南方财经全媒体记者丁莉广州报道
“小的时候我就很喜欢体育,常去看各种比赛,所以也向往跟运动员打交道。”体育经纪人算是陈宇的第一份工作,他大概在一年多前入行。
体育经纪人,是指在体育市场中对运动员、活动、组织等进行中介服务的人员。正如电影《甜心先生》里的主角Jerry Maguire,作为体育经纪人更多是靠“真心与梦想”而非“赚大钱”,走过迷惘困顿的职业瓶颈期。
刚刚过去的2024年,成为又一个体育热年,余温仍在延续。今年1月初,第十一届体育大生意年度大会上,国家体育总局经济司原司长刘扶民回眸过往10年,中国体育产业总规模增长了约1.77倍。其中尤以赛事、运动员的商业化变现盛极一时。作为体育热的衍生行业,体育经纪方面公司数量已在百万家之上。

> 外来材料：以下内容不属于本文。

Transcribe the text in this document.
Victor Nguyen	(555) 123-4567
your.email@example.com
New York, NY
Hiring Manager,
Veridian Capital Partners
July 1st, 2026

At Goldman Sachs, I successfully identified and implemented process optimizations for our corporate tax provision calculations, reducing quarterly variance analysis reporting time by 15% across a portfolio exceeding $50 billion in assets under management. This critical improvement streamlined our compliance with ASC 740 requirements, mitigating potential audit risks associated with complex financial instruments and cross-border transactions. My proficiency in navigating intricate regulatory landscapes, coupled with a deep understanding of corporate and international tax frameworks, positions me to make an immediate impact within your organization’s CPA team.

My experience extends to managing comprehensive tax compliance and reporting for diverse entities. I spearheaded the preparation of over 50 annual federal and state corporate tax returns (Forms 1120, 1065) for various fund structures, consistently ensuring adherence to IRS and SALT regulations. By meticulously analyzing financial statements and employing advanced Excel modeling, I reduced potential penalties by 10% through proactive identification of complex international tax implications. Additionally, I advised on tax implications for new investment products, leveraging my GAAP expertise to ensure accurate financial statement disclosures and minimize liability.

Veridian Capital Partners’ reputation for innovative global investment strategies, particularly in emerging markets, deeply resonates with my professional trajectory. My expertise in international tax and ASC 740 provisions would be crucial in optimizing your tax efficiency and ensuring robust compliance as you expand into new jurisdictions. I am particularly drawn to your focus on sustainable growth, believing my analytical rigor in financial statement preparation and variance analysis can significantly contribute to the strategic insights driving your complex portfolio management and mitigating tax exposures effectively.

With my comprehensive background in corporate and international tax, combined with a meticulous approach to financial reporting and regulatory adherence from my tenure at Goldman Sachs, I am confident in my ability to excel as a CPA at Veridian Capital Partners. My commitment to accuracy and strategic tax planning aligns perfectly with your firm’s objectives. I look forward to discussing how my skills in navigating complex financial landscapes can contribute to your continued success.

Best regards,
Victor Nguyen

像陈宇这样的从业者们,无疑是这一滔天热浪的“幕后推手”。穿梭于体育、商业两界,体育经纪人手握双重资源,为运动员带来最大化收益。但实际看来,体育经纪人所扮演的角色已远远超脱了所谓“中介”范畴,其为运动员进行形象包装、争取商业资源甚至提供职业规划,这些服务往往贯穿运动员的整个竞技生命周期,并一直延伸至其退役之后。
作为体育商业化之路的一块三棱镜,他们洞察并亲身推动着与之相关的蓬勃需求,却也被挤在理想与现实的夹缝之中。这份职业在中国其实由来已久,却仍囿于行业生态不成熟、体制机制局限以及运动员薄弱的商业思维之中。
“行业还有很长一段路要走,未来的事情我也不能确定,但希望更多人能看到运动员的不易,以及他们身上附带的商业价值。”陈宇表示。
模范“营销员”与不配合的“产品”
1月9日,迪奥官方微博宣布网球运动员郑钦文正式成为其全球品牌大使,这是中国体育明星第一次成为迪奥全球品牌大使。10日上午,蚂蚁集团也宣布与郑钦文续约,郑钦文继续出任蚂蚁集团“追光大使”。根据艺恩咨询与艾曼数据,2024年,运动员代言人官宣数量已达到266件,比9年前增长了32倍多,涉及品牌涵盖珠宝、成衣、汽车、美妆护肤等诸多领域。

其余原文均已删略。